Any UK citizen can have access to a computer, the internet, and has freedom to do many activities.

North Korean citizens are generally not allowed to have personal access to computers and any external internet links are government controlled.

So yes, any attack originating in North Korea would have to be government sponsored, while an attack originating from the UK could be anyone.

See the difference.


RE: Whoops
By Danger D on 7/15/2009 12:50:10 PM , Rating: 3
It’s important to question our assumptions. It’s not a stretch to say people jumped to conclusions pretty quickly on this issue. North Korea is immediately assumed to be the culprit based on the following evidence: the US and South Korea were targets (forget about the other 72 countries targeted).

That is what you’d call highly circumstantial at best. While this new information has yet to be proven as well, at the very least it indicates that the “security researchers” should shut up and show some prudence until we have some evidence that actually points at someone.

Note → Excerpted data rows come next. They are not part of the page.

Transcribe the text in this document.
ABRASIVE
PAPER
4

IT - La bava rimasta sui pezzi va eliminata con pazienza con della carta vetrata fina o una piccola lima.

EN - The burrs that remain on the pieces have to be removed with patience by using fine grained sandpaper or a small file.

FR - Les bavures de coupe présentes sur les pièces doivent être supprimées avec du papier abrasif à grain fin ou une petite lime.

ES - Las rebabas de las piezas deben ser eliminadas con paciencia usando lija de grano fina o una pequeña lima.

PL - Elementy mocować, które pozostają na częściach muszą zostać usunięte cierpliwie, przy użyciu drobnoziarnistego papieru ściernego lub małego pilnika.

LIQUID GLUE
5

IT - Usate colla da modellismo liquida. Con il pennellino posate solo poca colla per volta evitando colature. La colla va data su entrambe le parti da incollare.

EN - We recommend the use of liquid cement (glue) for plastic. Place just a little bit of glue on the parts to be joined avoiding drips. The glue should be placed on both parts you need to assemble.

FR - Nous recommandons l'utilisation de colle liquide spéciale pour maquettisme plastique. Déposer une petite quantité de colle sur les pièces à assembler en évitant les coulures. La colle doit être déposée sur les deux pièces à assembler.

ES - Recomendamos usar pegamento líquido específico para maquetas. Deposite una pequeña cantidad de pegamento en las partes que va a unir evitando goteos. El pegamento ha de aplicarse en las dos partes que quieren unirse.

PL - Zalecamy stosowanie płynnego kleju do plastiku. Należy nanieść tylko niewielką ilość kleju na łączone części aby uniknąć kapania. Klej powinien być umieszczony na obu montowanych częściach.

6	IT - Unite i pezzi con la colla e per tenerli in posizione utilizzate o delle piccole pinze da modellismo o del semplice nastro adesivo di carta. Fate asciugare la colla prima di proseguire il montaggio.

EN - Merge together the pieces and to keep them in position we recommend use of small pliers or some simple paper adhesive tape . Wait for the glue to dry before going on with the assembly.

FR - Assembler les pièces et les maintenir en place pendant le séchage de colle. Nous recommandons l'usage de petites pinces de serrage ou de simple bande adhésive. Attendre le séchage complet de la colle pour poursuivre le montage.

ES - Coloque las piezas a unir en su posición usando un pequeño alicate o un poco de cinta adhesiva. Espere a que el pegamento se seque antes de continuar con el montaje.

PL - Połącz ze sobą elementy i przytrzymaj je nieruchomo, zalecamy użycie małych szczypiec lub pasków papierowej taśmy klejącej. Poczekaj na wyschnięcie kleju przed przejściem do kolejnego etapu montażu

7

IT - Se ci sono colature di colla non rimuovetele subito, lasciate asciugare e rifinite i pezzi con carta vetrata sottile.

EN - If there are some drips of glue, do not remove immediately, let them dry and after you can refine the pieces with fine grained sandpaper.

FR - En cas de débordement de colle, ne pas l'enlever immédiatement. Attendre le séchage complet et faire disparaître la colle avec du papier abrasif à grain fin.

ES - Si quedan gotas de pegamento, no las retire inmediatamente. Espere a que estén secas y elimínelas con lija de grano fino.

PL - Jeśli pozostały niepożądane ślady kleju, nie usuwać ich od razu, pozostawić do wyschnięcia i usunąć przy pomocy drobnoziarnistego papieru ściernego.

Jumping to conclusions and assuming state-sponsored cyber-terrorism by North Korea undermines our legitimacy when making serious claims of human rights abuses and other travesties that the government there actually does commit.

Even if those conclusions aren’t directly made by our government. Newspaper and internet headlines making the allegations do create the impression that Americans blame North Korea.


RE: Whoops
By omnicronx on 7/15/2009 12:00:07 PM , Rating: 2
You do know how the people of North Korea live right? Everything and anything is controlled by the government and only a very small percentage of the people even have access to the internet in he first place. If there ever was an attack that came from North Korea, there would be a very high chance of government involvement.


RE: Whoops
By masouth on 7/15/2009 3:46:53 PM , Rating: 2
well by North Korea they may just mean Kim Jong-il.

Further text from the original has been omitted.